I didn't do Mathcounts when I was in grade school, but I did compete in Mu Alpha Theta's competitions at the county, state, and national level. I gather that Mathcounts has a similar format. The way things worked in was you fielded a team of 4 people in each subject area from Algebra I up through Calculus. Each person took the individual test and participated in the team round. Your team's score was the sum of your 4 individual tests plus your team group round score. Your second and third stringers could take the individual test also, and even place and take individual honors (usually resulting in a promotion to the 1st string for the next competition).
One of the big issues back then really was the size (or effective size) of schools. The high school I went to was truly huge, and because of that, generally competed on a fairly even footing with the college prep academies (which drew normally from a pretty huge potential pool of students). Like any competition, there was a fair bit of gaming of the rules for eligibility. For instance, a friend of mine took Russian solely because it was offered only at our school and the need to take the 2nd year of it was usable as a justification for a special assignment to our school. Otherwise he'd have had to go to another school that was a much lower tier in such competitions.

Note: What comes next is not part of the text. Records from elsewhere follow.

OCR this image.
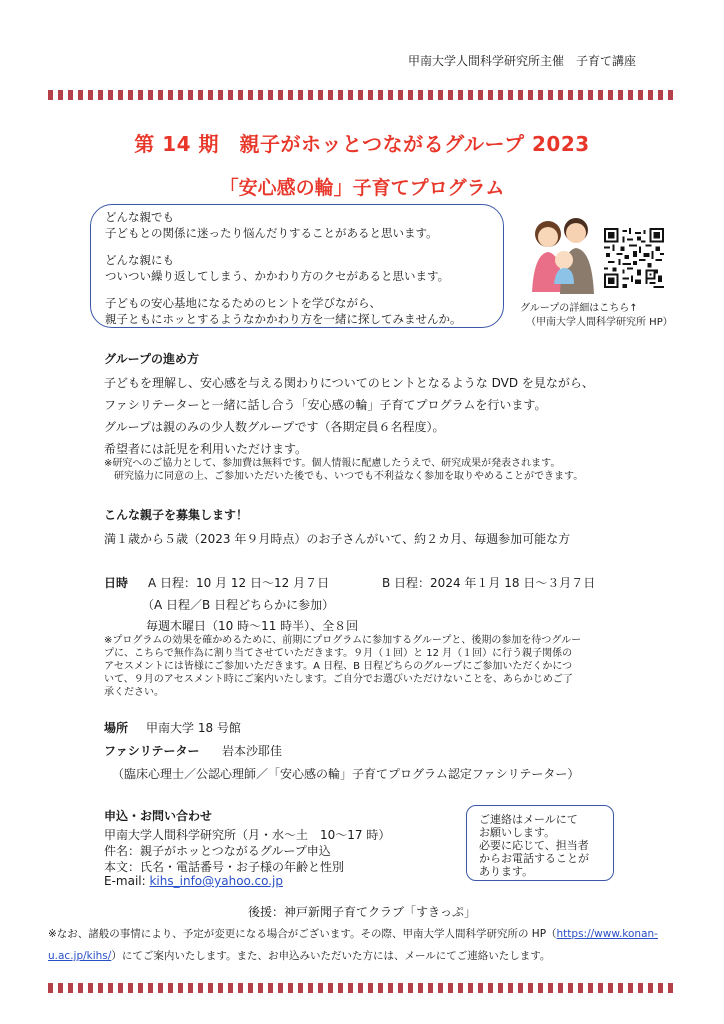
甲南大学人間科学研究所主催　子育て講座
第 14 期　親子がホッとつながるグループ 2023
「安心感の輪」子育てプログラム
どんな親でも
子どもとの関係に迷ったり悩んだりすることがあると思います。
どんな親にも
ついつい繰り返してしまう、かかわり方のクセがあると思います。
子どもの安心基地になるためのヒントを学びながら、
親子ともにホッとするようなかかわり方を一緒に探してみませんか。
グループの詳細はこちら↑
（甲南大学人間科学研究所 HP）
グループの進め方
子どもを理解し、安心感を与える関わりについてのヒントとなるような DVD を見ながら、
ファシリテーターと一緒に話し合う「安心感の輪」子育てプログラムを行います。
グループは親のみの少人数グループです（各期定員６名程度）。
希望者には託児を利用いただけます。
※研究へのご協力として、参加費は無料です。個人情報に配慮したうえで、研究成果が発表されます。
研究協力に同意の上、ご参加いただいた後でも、いつでも不利益なく参加を取りやめることができます。
こんな親子を募集します！
満１歳から５歳（2023 年９月時点）のお子さんがいて、約２カ月、毎週参加可能な方
日時 A 日程：10 月 12 日～12 月７日	B 日程：2024 年１月 18 日～３月７日
（A 日程／B 日程どちらかに参加）
毎週木曜日（10 時～11 時半）、全８回
※プログラムの効果を確かめるために、前期にプログラムに参加するグループと、後期の参加を待つグルー
プに、こちらで無作為に割り当てさせていただきます。９月（１回）と 12 月（１回）に行う親子関係の
アセスメントには皆様にご参加いただきます。A 日程、B 日程どちらのグループにご参加いただくかにつ
いて、９月のアセスメント時にご案内いたします。ご自分でお選びいただけないことを、あらかじめご了
承ください。
場所 甲南大学 18 号館
ファシリテーター 岩本沙耶佳
（臨床心理士／公認心理師／「安心感の輪」子育てプログラム認定ファシリテーター）
申込・お問い合わせ
甲南大学人間科学研究所（月・水～土　10～17 時）
件名：親子がホッとつながるグループ申込
本文：氏名・電話番号・お子様の年齢と性別
E-mail: kihs_info@yahoo.co.jp
ご連絡はメールにて
お願いします。
必要に応じて、担当者
からお電話することが
あります。
後援：神戸新聞子育てクラブ「すきっぷ」
※なお、諸般の事情により、予定が変更になる場合がございます。その際、甲南大学人間科学研究所の HP（https://www.konan-
u.ac.jp/kihs/）にてご案内いたします。また、お申込みいただいた方には、メールにてご連絡いたします。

So for homeschoolers, how does one determine a 'school' for the purpose of constructing a team? Would it be fair to allow all the kids in a county who are homeschooled to aggregate into a single team or several teams (subject to the 4 per team rule?)? Probably not, as that'd be a larger effective size than even the college prep academies. IMO, the solution is to either draw a set of virtual districts or allow teams to draw from a geographic radius (e.g., all members must have an address within a circle no more than 10 miles in diameter, with the circle being larger or smaller based on the population density). The other question that is slippery for homeschoolers is what subject they're enrolled in and can compete in. Homeschoolers are generally not wedded to the notion that in this year you take Algebra I, next year you take Geometry, etc. I'd suggest applying age bracket rules and a 'you can't compete at the same level 2 years in a row' rule for homeschoolers.

Denise said...

The density of homeschoolers varies tremendously across the country, as does the number who are interested in math. In my area of Illinois (a small city and its surrounding towns), I struggled most years to find enough homeschooled students to make a single team. But the kids who did come and work together learned a lot, and I hate to see their younger siblings lose that opportunity.